The General : un film où péripéties, burlesque, cascades et amour sont les ingrédients d’un western. Keaton y donne le meilleur de lui-même dans ce chef-d’œuvre que lui-même considérait comme l’un de ses deux meilleurs films avec The Navigator. Un des grands classiques, incontournable, du cinéma muet.

The General, c’est une histoire d’amour comme la plupart des films de Keaton, un amour unique à deux visages : celui d’une locomotive à vapeur (la General en question) dont Johnnie (Keaton) est le mécanicien et celui d’Annabelle aux grands yeux et aux longues boucles de cheveux.

L’intrigue du film se situe en 1861 quand éclate la guerre de Sécession. Johnnie, refoulé par l’armée sudiste car plus utile comme mécanicien, va tout de même se trouver impliqué dans le conflit de façon inattendue.

The General, c’est aussi un film d’action. Le rythme est haletant, une grande partie de l’histoire se déroulant sur des trains lancés à fond, autant que cela était possible à l’époque. Le film nous offre de belles séquences d’acrobaties. Keaton a réalisé lui-même toutes les cascades, il n’avait pas de doublure.

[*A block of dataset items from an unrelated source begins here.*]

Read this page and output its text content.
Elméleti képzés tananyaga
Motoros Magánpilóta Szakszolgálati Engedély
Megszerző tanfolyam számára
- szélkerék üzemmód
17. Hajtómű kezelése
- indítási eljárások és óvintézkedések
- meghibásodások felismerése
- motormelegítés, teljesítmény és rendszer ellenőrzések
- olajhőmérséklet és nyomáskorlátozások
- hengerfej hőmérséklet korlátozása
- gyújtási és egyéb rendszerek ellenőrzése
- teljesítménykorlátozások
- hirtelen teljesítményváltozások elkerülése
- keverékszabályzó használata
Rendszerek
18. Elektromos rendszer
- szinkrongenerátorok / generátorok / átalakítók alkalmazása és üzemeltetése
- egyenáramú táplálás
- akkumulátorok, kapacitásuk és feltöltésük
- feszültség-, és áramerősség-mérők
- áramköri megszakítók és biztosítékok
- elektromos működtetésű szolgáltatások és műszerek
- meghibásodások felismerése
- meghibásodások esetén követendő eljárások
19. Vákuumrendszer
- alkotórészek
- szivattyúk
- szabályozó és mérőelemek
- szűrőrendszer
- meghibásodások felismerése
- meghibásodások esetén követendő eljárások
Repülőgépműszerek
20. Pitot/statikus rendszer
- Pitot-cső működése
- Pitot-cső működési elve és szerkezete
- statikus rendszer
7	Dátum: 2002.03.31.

Les acrobaties sur les trains et en particulier sur leur toit – un lieu idéal pour les courses poursuites – a connu dans l’histoire du cinéma un grand succès. Tout acteur de film d’action qui se respecte se doit d’avoir au moins une fois dans sa vie couru sur le toit d’un train. Le dernier exemple en date étant Tom Cruise dans Mission: Impossible – Dead Reckoning Part One. Des séquences qui réjouissent toujours les amateurs de cascades en tout genre et des séquences dans lesquelles les acteurs donnent réellement de leur personne. Et Keaton était généreux dans ce registre, il prenait toutes sortes de risques et il le payait parfois cher.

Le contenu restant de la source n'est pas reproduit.